According to HSBC experts, gold is currently moving more like a risky asset, although in the long term it is still attractive thanks to the global dedollarization trend.
In a newly released report, HSBC Asset Management commodity analysts said that the developments of gold prices since the Iranian conflict broke out have gone against the traditional market view.
Usually, whenever the world faces political upheavals, wars or risks of recession, gold is often considered a safe haven and prices tend to rise.
However, the reality this time is different. Instead of increasing sharply, gold prices have turned down sharply. As of now in March, this precious metal has lost about 15% of its value. According to HSBC, this is a signal that gold no longer simply responds to the old formula of "if instability increases, gold prices increase".
One of the important reasons is the strengthening of the USD, making gold more expensive for buyers outside the US. In addition, the market's adjustment of expectations in the direction that interest rates may remain high longer also increases the opportunity cost of holding gold, because this is an asset that does not yield interest.

However, HSBC believes that these reasons are not enough to explain the entire current developments. Because in 2022, gold was under similar pressure from the rising USD and rising interest rates but still did not weaken as much as it is now. According to experts, this shows that the nature of the gold market has changed significantly.
HSBC believes that gold is increasingly resembling a risky asset in 2026. The reason is that the structure of gold holders has changed, with a larger proportion belonging to individual investors and groups using financial leverage. In periods of strong market volatility, this group is often forced to sell to cut losses or supplement margins, thereby putting gold prices under stronger downward pressure.
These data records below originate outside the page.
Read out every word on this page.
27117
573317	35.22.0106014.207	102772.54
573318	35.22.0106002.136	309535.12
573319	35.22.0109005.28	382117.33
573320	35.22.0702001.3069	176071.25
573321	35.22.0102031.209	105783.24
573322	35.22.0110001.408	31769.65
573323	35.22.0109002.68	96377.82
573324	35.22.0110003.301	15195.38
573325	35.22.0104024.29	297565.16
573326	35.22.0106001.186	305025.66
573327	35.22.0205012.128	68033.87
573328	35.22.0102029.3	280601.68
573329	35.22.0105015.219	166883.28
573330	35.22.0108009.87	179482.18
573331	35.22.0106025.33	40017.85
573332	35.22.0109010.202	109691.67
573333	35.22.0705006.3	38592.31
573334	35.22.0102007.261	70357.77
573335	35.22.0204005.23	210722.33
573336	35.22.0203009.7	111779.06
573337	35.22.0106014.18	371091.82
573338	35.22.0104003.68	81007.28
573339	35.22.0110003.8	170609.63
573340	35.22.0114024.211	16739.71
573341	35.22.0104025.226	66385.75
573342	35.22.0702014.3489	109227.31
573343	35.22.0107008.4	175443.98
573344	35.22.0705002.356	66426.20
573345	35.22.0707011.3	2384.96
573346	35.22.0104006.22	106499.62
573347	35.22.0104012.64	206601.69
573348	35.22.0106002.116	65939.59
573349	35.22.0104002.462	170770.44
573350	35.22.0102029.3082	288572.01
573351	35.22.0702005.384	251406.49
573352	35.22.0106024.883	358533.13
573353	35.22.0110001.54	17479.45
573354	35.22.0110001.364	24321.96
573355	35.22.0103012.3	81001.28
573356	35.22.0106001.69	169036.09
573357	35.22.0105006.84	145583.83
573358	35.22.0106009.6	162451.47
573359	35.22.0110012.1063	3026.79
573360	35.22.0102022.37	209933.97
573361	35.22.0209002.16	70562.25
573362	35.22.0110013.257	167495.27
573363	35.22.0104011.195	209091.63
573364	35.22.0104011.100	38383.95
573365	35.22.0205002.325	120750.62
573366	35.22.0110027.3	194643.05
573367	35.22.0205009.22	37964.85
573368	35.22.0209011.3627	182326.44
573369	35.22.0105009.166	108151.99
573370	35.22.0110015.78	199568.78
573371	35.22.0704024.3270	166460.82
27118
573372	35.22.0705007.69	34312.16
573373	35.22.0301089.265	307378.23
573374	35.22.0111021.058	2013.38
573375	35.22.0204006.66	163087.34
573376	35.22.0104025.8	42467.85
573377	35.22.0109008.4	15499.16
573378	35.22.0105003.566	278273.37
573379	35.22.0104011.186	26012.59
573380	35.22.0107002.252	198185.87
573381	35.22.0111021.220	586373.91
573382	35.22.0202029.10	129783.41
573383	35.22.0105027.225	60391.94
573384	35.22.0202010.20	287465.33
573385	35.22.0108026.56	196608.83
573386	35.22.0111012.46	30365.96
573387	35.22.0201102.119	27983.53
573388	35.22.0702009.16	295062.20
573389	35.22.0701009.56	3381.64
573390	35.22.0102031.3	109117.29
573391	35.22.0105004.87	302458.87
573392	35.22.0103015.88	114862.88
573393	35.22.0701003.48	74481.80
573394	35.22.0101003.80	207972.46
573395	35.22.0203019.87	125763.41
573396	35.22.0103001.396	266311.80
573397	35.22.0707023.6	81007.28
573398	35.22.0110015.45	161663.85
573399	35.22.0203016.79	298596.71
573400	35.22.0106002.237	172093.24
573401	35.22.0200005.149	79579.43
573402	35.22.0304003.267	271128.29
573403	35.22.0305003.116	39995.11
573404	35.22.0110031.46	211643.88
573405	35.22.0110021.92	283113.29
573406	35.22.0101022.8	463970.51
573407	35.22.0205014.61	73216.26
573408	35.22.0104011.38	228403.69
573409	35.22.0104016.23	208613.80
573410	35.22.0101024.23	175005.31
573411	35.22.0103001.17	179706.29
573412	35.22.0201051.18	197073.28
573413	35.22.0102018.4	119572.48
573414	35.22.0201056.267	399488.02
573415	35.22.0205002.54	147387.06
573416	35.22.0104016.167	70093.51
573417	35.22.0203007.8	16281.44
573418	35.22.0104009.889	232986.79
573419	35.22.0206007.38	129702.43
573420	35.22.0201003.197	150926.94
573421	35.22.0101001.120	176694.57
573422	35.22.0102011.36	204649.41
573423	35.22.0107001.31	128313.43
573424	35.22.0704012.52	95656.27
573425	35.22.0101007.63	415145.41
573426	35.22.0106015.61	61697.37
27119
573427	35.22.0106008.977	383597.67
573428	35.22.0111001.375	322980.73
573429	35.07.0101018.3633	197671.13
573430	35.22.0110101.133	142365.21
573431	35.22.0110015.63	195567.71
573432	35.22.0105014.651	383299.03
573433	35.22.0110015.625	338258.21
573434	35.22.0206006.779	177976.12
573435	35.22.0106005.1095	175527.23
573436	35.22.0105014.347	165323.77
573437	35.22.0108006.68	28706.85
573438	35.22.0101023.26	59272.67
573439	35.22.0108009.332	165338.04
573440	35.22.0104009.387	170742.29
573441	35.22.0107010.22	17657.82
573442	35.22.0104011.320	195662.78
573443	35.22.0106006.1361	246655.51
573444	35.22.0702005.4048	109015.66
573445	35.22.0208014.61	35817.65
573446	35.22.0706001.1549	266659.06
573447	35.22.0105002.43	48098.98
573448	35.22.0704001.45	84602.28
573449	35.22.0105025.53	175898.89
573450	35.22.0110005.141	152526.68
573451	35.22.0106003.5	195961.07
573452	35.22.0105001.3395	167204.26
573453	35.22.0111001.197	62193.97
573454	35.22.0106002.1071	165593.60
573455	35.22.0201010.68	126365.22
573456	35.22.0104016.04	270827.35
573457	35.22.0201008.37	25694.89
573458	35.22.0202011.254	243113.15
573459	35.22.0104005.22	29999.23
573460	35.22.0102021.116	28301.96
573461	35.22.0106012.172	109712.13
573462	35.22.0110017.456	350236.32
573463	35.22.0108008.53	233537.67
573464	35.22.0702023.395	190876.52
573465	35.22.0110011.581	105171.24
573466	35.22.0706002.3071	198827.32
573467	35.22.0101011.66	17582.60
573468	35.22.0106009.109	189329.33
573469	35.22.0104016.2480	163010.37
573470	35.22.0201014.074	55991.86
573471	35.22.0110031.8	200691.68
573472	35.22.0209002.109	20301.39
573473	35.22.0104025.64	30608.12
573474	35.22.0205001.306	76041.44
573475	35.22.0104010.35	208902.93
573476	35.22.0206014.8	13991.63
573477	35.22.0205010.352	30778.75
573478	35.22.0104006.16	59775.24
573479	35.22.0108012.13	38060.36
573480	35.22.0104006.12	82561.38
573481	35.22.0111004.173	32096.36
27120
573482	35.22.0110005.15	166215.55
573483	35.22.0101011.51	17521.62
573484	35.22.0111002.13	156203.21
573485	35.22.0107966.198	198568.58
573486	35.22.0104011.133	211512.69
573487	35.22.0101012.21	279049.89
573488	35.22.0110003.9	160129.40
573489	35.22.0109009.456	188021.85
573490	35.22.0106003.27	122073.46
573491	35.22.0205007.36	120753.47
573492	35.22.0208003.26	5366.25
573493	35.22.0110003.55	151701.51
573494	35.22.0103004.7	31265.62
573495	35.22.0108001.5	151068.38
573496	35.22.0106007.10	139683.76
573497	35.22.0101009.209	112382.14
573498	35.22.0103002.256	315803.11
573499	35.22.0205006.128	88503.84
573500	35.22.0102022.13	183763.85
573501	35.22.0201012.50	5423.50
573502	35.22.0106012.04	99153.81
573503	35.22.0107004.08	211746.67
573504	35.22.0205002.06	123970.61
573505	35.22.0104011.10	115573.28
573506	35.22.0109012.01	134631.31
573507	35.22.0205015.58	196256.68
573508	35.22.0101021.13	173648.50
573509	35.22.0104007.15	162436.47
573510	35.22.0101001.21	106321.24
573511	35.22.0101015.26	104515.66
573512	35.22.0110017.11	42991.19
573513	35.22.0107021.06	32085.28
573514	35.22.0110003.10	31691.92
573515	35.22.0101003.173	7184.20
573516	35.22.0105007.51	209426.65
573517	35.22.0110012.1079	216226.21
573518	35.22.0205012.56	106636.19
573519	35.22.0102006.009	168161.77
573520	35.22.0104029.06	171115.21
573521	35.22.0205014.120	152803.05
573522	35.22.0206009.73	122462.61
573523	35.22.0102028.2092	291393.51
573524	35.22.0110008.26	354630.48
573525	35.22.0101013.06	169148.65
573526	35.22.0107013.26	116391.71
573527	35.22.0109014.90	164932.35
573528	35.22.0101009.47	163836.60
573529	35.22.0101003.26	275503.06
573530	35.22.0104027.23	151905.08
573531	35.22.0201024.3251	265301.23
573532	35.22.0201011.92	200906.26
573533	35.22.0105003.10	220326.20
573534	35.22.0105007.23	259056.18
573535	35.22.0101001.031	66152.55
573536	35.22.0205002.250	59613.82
This assessment was also emphasized by Mr. James Steel - Head of Precious Metals Analysis at HSBC - in an exchange with CNBC in mid-February. According to him, the most important keyword for the gold market this year is "fluctuations".
Mr. Steel said that before 2022, gold prices often had a fairly clear reverse relationship with the real interest rate of 10-year US government bonds. In other words, when real interest rates decrease, gold usually increases. But in recent years, this relationship has weakened significantly.
According to him, gold is no longer as sensitive to real interest rates as before, especially 10-year term bond yields. Instead, the market is being more strongly affected by the cash flow of small investors, geopolitical risks and especially buying pressure from central banks.

The reason lies in the dedollarization trend taking place in many economies, as central banks want to reduce their dependence on the USD in foreign exchange reserves.
Mr. Steel believes that the USD is likely to remain the world's leading reserve currency for a long time. However, that does not mean that every central bank will continue to hold as many USD as before. One of the ways to reduce dependence on the greenback is to increase gold buying.